Les prix de l'immobilier devraient continuer d'augmenter, ce qui aura un impact sur l'accès au logement.
PHOTO : NGOC DUONG
Concernant le segment des terrains, Mme Pham Thi Mien, directrice adjointe de l'Institut vietnamien de recherche immobilière, a indiqué que les immeubles de faible hauteur et les terrains commencent à montrer des signes positifs de reprise, certains projets enregistrant des résultats de ventes et de transferts très satisfaisants. À Hanoï, les zones périurbaines connaissent également une hausse de 10 à 20 % des prix fonciers par rapport au début de l'année. Notamment, avant l'entrée en vigueur de la loi le 3 août, le marché immobilier d'Hô Chi Minh-Ville a connu un essor considérable. La nouvelle grille tarifaire foncière, initialement prévue pour le 1er août, prévoyait des augmentations de 5 à 50 fois, rapprochant ainsi les prix des terrains de leur valeur marchande, mais engendrant également des difficultés importantes pour de nombreux acteurs. Hier, l'Association immobilière d'Hô Chi Minh-Ville a déposé un document proposant de reporter la date limite de dépôt des demandes afin de ne pas alourdir la charge fiscale des particuliers.
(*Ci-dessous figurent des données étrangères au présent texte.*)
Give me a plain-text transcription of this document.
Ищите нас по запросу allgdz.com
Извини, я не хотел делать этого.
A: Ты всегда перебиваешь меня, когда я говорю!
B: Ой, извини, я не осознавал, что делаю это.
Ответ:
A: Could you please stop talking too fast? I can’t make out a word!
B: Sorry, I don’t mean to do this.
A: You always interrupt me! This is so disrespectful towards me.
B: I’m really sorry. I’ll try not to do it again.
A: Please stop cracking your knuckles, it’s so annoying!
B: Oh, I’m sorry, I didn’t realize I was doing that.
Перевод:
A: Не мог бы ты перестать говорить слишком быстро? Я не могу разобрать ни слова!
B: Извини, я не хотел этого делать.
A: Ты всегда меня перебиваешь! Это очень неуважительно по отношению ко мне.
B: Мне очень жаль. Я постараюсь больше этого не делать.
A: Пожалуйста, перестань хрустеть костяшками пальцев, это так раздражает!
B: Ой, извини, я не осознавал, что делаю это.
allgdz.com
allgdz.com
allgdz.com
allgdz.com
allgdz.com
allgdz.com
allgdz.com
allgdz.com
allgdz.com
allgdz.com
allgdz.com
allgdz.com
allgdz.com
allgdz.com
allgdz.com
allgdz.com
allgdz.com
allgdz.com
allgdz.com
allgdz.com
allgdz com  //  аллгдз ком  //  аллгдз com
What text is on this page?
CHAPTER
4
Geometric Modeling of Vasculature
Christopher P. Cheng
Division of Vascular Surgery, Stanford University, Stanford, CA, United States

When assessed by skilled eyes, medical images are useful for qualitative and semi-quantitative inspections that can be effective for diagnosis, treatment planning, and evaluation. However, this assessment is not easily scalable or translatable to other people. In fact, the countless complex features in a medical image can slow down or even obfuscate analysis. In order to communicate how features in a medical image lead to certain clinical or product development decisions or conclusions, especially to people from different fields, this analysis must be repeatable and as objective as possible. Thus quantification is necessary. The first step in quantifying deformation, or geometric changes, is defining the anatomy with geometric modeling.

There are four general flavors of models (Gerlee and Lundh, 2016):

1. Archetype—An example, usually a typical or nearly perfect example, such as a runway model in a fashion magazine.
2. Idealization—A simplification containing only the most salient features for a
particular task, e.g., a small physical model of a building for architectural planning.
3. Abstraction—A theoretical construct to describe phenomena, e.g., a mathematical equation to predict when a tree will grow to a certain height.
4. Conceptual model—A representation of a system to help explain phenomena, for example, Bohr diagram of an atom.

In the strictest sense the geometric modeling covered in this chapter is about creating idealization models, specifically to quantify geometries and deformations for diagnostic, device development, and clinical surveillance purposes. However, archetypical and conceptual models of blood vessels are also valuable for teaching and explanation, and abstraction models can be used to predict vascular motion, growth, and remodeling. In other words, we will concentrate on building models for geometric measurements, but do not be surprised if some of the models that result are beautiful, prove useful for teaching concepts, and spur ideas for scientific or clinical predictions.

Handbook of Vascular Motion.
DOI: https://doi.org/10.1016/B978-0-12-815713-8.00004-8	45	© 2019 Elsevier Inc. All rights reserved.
La hausse des prix immobiliers s'explique par la rareté de l'offre. Les obstacles juridiques compliquent la mise en œuvre des projets, et de nombreux investisseurs, bloqués par leurs obligations d'entreprises, sont contraints de revoir leurs investissements à la baisse. Face à une offre faible et une demande forte, les prix restent élevés malgré une faible liquidité. Actuellement, des milliers de projets immobiliers sont au point mort, en attente de résolution pour accroître l'offre sur le marché. Par conséquent, les trois nouvelles lois sont censées contribuer à faire baisser les prix et à rendre le logement plus accessible. Or, rien n'indique que cela se produise dans les faits.
Le marché est en plein essor, les prix vont augmenter…
Selon l'économiste Vu Dinh Anh, l'application rapide des trois lois susmentionnées permettra de lever de nombreux obstacles juridiques, d'atténuer les difficultés, de relancer les projets en suspens et de créer les conditions propices à l'émergence de nouveaux projets. « En principe, selon les lois du marché, lorsque l'offre augmente et que l'équilibre entre l'offre et la demande est atteint, les prix de l'immobilier en général, et ceux des terrains en particulier, devraient baisser. Or, la réalité est tout autre. Il s'agit d'une manifestation naturelle et inévitable du marché qui reprend progressivement son activité ; cela correspond aux motivations et aux réalités des acheteurs comme des vendeurs », a-t-il expliqué.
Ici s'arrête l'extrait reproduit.